Le cronache di questi ultimi anni sono sistematicamente testificatrici
della violenza di gruppo esprimentesi nella commissione di delitti a
sfondo sessuale ovvero di regolamenti di conto tra bande rivali.
Il bullismo, di per sé, non è sempre tutto ciò, ma il discrimine è
minimo, e se anche il bullismo non sia sempre tutto ciò, occorre
riflettere circa la ragione per la quale tale forma di prevaricazione
possa essere penalmente non significativa, mentre continua ad esserlo
il piccolo insignificante illecito appropriativo di una cosa
qualsiasi, così come più sopra esemplificativamente ricordato.
Ciò premesso, va chiarito che non tutti i reati commessi da minori
denotano un comportamento connotato da atteggiamenti di bullismo.

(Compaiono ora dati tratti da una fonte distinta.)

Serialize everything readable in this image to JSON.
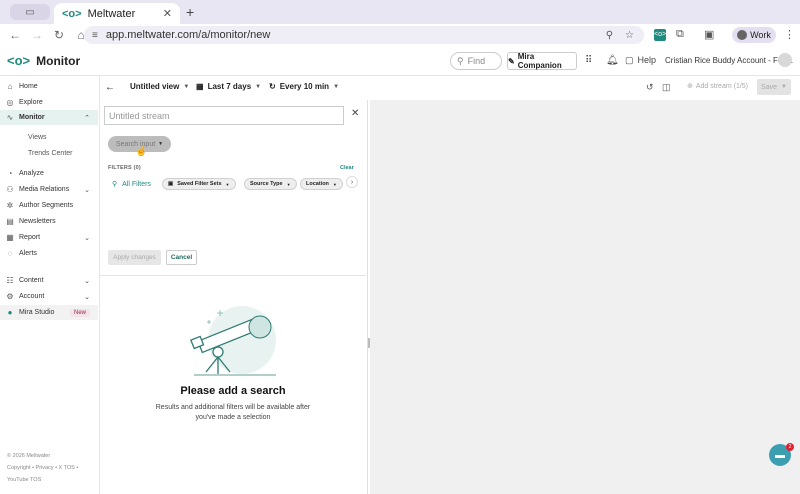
{
  "browser": {
    "tab_title": "Meltwater",
    "url": "app.meltwater.com/a/monitor/new",
    "profile": "Work"
  },
  "header": {
    "title": "Monitor",
    "find_placeholder": "Find",
    "companion_label": "Mira Companion",
    "help_label": "Help",
    "account": "Cristian Rice Buddy Account - Fair..."
  },
  "sidebar": {
    "items": [
      {
        "label": "Home",
        "icon": "home-icon"
      },
      {
        "label": "Explore",
        "icon": "compass-icon"
      },
      {
        "label": "Monitor",
        "icon": "pulse-icon"
      },
      {
        "label": "Views"
      },
      {
        "label": "Trends Center"
      },
      {
        "label": "Analyze",
        "icon": "chart-icon"
      },
      {
        "label": "Media Relations",
        "icon": "people-icon"
      },
      {
        "label": "Author Segments",
        "icon": "segments-icon"
      },
      {
        "label": "Newsletters",
        "icon": "newsletter-icon"
      },
      {
        "label": "Report",
        "icon": "report-icon"
      },
      {
        "label": "Alerts",
        "icon": "alert-icon"
      },
      {
        "label": "Content",
        "icon": "content-icon"
      },
      {
        "label": "Account",
        "icon": "gear-icon"
      },
      {
        "label": "Mira Studio",
        "icon": "mira-icon",
        "badge": "New"
      }
    ],
    "footer": {
      "copyright": "© 2026 Meltwater",
      "links": "Copyright • Privacy • X TOS •",
      "youtube": "YouTube TOS"
    }
  },
  "toolbar": {
    "view": "Untitled view",
    "range": "Last 7 days",
    "refresh": "Every 10 min",
    "add_stream": "Add stream (1/5)",
    "save": "Save"
  },
  "panel": {
    "stream_placeholder": "Untitled stream",
    "search_input": "Search input",
    "filters_label": "FILTERS (0)",
    "clear": "Clear",
    "all_filters": "All Filters",
    "chips": [
      "Saved Filter Sets",
      "Source Type",
      "Location"
    ],
    "apply": "Apply changes",
    "cancel": "Cancel",
    "empty_title": "Please add a search",
    "empty_sub": "Results and additional filters will be available after you've made a selection"
  },
  "chat_badge": "2",
  "colors": {
    "accent": "#1f8a7d",
    "sidebar_active": "#e6f2f0"
  }
}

Pertanto in primo luogo è necessario circoscrivere gli elementi
caratterizzanti della condotta per identificare tra tutti i reati
astrattamente commettibili da minori quali possono ascriversi al
fenomeno del bullismo e quali, invece, pur presentando caratteristiche
esecutive simili non si ritiene debbano essere catalogati come
espressione di bullismo.
Solo successivamente a tali valutazioni, tuttavia, ci si scontrerà con
la particolare disciplina del processo minorile e le specifiche
caratteristiche di questo, ancor più orientato rispetto al
procedimento ordinario al reinserimento del minore reo e, quindi,
fortemente condizionato nell’applicazione di severe misure
interdittive e cautelari.
Recentemente è stata istituita presso il Ministero della Pubblica
Istruzione una Commissione che analizzerà i profili giuridici ed
operativi di tale importante fenomeno e, con buona probabilità, a
breve potremmo finalmente assistere ad una normativa che si ponga
quantomeno al passo con quella dei vicini paesi europei.